Tin Nanoparticles–Enhanced Optical Transportation in Branched CdS Nanowire Waveguides

High-efficiency multichannel waveguiding components are desirable for integrated photonic systems to realize optical information processing and communication interconnection. Although different branched micro-/nanostructures have been used as nanoscale multichannel waveguides, the propagation losses from their junctions are very high, which limits their applications in on-chip photonic systems. Here, a new cadmium sulfide (CdS) nanowire branched heterostructure, with tin (Sn) nanoparticles implanted in its junctions, is achieved via a single-step vapor deposition method. The self-organized formation process of this structure is well investigated, through step-by-step observations during the growth. The implanted Sn nanoparticles in the junctions can act as strong light-scattering centers, greatly improving the optical transportation from the backbone to the branches of the structure.

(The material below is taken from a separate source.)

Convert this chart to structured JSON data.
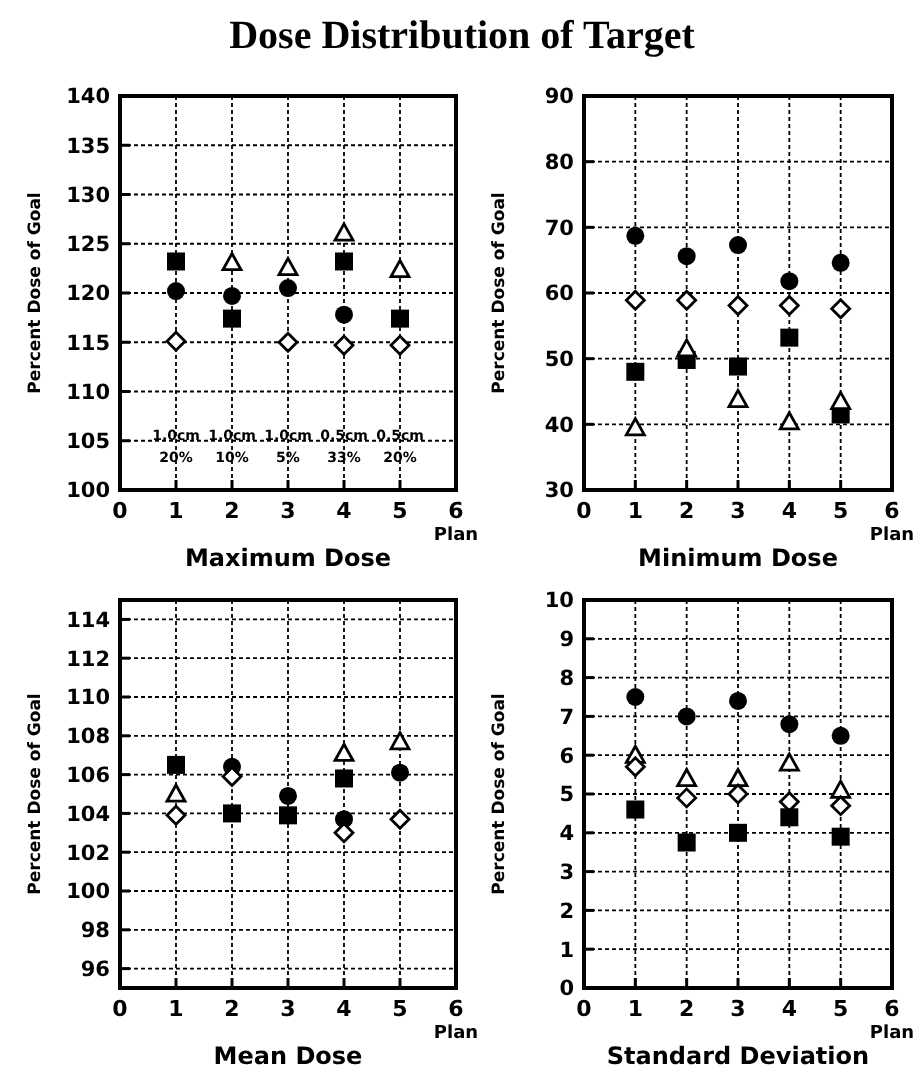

Contrasting experiments demonstrate that the light-guiding efficiency in the heterostructured nanowire branch waveguide is 20 times higher than that of the branched structures without Sn nanoparticles. Theoretical simulations further demonstrate the existence of Sn nanoparticles can greatly enhance the light scattering at the junctions and improve the light-guiding performance. This kind of Sn-CdS nanowire branched heterostructures may find promising applications for integrated photonic devices and systems.